Hungary’s sovereign debt trap

The Hungarian government’s financial policies have failed miserably.

After coming to power in 2010 Mr. Viktor Orbán’s primary policy objective was to reduce the public debt. His government emphasized the importance of the “debt freedom-fight” and the struggle to liberate Hungary from Western financial domination to “regain the country’s national sovereignty.”

Mr. Matolcsy, Mr. Orbán and Mr. Varga - they failed to reduce Hungary’s sovereign debt.

Mr. Matolcsy, Mr. Orbán and Mr. Varga – they failed to reduce Hungary’s sovereign debt.

Orbán’s government inherited an almost catastrophic debt situation. Public debt stood at 82.2% of GDP at the end of the first quarter of 2010 and the country was hanging on an IMF loan lifeline. The Gyurcsány and Bajnai governments had mismanaged finances and ministers Mr. Veres and 36 year-old Mr. Oszkó were incompetent.  András Simon, the Central Bank’s Governor, was also a disaster.

Prime Minister Ferenc Gyurcsány resigned. To his credit, he realized that his team was partially responsible for this disaster. He should have called for a snap election, instead he passed the baton to fellow socialist Mr. Bajnai, who extended the agony.

Orbán announced the war on public debt in the 2011 State of the State Address. “We must and will defeat government debt, which is the source of most of our problems and difficulties today. If we do not overcome it, then it will overcome us once and for all.”

Economy Minister György Matolcsy presented actual numbers. The government would reduce public debt to 65-70 percent of GDP by 2014. The government’s Kálmán Széll plan had detailed charts of the declining debt. It would be under 60% of GDP by 2016 and under 50% by 2018 – the plan promised. (Read here.)

The 2011 Kálmán Széll Plan projected debt under 50% of GDP by 2018.

The 2011 Kálmán Széll Plan projected debt under 50% of GDP by 2018.

Finally some sensible financial leadership – I thought. How little I knew!

Today Hungary’s debt rating is still in junk by Moody’s and Standard & Poor’s and it is hovering around 80% of GDP, presently at 77%. Not much improvement since 2010. Having it under 50% by 2018 is impossible. Significant debt reduction won’t happen anytime soon, probably not in our lifetime. (Read Hungarian language article about the current debt situation here.)

Mr. Orbán’s plan failed. His team: Mr. Varga and Mr. Matolcsy were unable to deliver the goods, in fact, during their tenure the situation got worse. Hungary’s gross debt has not increased, but net debt did. In other words, the country got significantly poorer with less and less “crown jewels” to sell, Hungary is in a hopeless debt trap.

Hungary's gross and net debt indicators did not improve under the Orbán government.

Hungary’s gross and net debt indicators did not improve under the Orbán government.

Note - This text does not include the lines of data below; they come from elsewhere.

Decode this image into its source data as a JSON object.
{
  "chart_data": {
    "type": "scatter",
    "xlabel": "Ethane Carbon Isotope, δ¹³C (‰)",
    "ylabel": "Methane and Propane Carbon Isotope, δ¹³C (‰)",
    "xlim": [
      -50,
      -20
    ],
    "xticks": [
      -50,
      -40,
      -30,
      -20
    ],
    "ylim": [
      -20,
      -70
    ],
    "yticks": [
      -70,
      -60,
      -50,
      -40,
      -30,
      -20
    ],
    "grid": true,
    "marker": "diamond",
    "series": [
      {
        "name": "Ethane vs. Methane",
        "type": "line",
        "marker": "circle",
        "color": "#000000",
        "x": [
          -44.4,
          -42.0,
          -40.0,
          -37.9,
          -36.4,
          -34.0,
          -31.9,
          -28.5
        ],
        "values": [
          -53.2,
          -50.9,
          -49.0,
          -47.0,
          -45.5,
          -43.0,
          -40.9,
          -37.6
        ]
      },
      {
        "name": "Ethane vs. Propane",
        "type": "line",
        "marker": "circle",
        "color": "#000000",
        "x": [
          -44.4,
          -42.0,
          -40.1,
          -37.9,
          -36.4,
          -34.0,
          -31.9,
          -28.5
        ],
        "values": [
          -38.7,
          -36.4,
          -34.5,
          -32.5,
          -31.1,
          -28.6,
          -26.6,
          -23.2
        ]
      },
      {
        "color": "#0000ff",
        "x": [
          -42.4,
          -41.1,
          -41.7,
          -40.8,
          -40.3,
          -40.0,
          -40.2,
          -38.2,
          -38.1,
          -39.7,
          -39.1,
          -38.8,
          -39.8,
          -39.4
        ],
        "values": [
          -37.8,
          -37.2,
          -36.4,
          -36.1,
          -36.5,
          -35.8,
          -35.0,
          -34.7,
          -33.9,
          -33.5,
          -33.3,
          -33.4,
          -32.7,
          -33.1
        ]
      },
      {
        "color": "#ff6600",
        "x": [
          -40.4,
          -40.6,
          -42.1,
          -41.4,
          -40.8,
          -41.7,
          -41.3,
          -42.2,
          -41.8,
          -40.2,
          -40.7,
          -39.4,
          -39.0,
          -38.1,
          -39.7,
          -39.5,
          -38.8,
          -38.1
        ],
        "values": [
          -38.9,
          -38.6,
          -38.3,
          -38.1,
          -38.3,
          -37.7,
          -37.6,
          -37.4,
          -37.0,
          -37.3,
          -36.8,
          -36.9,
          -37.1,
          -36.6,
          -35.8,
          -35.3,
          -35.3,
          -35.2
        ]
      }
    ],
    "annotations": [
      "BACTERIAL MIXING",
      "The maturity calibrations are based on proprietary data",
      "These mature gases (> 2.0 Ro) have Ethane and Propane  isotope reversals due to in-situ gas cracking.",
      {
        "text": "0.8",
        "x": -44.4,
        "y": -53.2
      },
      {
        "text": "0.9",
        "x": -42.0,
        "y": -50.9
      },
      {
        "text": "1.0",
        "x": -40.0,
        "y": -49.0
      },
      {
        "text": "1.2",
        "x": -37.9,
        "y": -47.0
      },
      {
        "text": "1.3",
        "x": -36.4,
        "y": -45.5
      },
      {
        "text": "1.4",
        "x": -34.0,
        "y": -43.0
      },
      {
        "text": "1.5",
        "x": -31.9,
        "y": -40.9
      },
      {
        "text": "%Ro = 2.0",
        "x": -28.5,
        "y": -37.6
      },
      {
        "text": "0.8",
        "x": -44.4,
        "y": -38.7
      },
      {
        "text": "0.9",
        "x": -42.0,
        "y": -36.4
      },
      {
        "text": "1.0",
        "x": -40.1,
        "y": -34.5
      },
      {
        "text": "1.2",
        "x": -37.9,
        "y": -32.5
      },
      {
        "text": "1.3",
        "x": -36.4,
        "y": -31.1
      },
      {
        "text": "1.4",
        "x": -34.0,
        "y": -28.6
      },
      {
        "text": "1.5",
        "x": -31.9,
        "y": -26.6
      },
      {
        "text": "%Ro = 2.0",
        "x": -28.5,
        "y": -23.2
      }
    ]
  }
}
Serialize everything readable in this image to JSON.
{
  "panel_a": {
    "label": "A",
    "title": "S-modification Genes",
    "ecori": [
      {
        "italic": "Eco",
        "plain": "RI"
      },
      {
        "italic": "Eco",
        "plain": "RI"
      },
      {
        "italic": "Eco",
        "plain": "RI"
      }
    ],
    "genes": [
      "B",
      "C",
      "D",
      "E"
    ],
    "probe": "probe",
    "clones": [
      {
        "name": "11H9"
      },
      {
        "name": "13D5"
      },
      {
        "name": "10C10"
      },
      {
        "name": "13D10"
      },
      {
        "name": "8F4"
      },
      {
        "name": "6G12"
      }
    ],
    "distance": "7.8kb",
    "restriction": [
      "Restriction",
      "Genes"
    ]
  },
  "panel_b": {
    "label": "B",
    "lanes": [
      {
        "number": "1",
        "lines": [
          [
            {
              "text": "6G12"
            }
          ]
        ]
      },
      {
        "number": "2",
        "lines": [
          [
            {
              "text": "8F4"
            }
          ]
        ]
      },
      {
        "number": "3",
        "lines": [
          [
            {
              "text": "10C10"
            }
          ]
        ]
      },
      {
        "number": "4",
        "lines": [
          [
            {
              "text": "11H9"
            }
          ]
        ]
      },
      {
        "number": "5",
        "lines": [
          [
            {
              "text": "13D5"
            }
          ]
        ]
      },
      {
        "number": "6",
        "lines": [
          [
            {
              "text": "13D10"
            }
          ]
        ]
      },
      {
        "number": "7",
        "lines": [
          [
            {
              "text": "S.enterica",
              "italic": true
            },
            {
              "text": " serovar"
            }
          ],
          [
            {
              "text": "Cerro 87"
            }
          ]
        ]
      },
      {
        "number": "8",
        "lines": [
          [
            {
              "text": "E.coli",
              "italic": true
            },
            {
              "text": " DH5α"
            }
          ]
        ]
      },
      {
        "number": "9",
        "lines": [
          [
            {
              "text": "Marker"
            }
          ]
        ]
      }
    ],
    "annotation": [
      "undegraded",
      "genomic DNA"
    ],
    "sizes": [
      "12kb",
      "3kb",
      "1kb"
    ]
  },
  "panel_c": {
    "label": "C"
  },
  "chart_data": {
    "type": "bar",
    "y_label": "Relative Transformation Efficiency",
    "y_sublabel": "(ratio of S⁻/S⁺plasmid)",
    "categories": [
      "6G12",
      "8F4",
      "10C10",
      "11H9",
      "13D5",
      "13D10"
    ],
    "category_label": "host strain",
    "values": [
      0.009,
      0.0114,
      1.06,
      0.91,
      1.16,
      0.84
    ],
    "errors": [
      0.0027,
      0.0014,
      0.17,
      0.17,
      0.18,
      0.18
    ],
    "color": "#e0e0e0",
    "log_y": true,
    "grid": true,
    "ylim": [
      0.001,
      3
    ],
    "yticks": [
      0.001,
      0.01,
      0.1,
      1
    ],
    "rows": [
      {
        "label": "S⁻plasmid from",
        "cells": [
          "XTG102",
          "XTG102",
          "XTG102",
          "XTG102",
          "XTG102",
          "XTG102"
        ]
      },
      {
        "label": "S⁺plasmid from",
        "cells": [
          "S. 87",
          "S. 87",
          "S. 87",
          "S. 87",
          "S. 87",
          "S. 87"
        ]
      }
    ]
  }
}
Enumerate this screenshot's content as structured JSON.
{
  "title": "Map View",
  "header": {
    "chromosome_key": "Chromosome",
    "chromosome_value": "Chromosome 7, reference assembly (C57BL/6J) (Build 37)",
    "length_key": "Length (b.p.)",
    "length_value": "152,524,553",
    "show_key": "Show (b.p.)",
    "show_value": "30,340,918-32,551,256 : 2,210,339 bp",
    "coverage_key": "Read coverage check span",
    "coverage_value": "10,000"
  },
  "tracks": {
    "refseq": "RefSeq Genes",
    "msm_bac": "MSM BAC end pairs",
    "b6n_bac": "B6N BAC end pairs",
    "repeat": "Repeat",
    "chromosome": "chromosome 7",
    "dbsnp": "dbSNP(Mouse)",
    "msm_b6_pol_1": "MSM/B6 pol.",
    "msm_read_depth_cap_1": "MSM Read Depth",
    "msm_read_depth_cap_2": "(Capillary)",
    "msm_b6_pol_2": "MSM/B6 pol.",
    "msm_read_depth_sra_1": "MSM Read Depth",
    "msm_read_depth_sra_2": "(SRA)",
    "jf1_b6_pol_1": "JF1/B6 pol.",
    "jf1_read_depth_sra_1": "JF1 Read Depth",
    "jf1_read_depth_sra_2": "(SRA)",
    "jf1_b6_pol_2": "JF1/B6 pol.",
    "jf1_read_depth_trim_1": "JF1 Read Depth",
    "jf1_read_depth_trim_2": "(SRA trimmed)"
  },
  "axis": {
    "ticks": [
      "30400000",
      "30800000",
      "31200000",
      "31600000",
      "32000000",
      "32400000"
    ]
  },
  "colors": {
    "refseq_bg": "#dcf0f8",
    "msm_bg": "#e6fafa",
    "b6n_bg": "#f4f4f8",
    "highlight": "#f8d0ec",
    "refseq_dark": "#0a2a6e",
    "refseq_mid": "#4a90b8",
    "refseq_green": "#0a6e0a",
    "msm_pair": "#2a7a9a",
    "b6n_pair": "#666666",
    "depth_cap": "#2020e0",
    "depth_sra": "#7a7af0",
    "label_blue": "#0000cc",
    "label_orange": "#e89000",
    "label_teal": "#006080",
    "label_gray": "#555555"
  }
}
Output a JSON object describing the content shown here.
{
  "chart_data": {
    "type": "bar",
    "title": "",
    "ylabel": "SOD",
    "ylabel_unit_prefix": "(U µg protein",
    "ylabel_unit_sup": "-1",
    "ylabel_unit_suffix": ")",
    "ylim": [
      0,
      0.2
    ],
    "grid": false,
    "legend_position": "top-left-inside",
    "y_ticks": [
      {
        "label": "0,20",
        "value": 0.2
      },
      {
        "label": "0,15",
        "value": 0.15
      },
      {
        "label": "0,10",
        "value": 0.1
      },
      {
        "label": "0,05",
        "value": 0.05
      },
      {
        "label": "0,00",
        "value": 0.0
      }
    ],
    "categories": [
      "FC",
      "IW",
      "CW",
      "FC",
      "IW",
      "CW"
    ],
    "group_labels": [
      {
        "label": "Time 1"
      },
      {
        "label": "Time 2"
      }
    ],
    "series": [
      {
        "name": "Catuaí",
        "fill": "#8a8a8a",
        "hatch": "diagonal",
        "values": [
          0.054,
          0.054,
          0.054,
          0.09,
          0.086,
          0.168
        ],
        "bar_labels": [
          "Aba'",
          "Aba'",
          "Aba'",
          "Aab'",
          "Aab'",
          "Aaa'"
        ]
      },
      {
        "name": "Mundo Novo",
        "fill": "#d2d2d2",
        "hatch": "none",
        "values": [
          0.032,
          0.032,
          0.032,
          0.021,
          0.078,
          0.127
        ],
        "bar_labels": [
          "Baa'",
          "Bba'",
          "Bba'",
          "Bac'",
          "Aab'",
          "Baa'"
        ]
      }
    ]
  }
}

To be fair, his government had a couple of good moves. Economy minister Mr. Varga was named Finance Minister of the Year, Central and Eastern Europe 2015, by London-based Euromoney Emerging Markets magazine. The main reason Mr. Varga received this award was his perfect timing of the conversion of Hungary’s foreign currency mortgages. The conversion happened before the Swiss Central Bank decided to let the franc rise substantially. Yes, his timing was brilliant – and pure luck!

Central Bank boss György Matolcsy has introduced an interest rate reduction policy. He executed it in loose credit environments, the money taps were wide open. Quite a bit of luck there too.

One promising sign is that Fitch Ratings recently became the first ratings agency to raise the country’s sovereign debt rating from “junk” to “investment grade” since Hungary was downgraded five years ago.

But the bottom line is that Mr. Orbán’s team has failed in their most important task: reducing the country’s sovereign public debt.

The government’s spin-doctors are trying to hide the bad news from the public. Mr. Orbán is suggesting further budget reductions and he knows well that education, health care and transportation will suffer. The government can expect strikes and growing instability in Hungarian society. Nationalist propaganda and soccer stadiums probably won’t do the trick this time; the government has started to spend more to beef up the riot police

Make no mistake, the last six years under Mr. Orbán was hard, and I have a feeling that the next decade, independently from Hungary’s leadership, will be even harder; at least, for those who decide to stay in Hungary. More and more young people leave and choose to move to other EU countries or overseas.

Prime Minister Orbán’s plan is to hide the debt reduction failure with government propaganda and he is not prepared to admit that Hungary’s debt situation has not improved. Statistically, Hungary already is one of the poorest countries in Europe, recently became the poorest of the Visegrad Four – Poland, Slovakia, Czech Republic and Hungary. No sign that this will change anytime soon.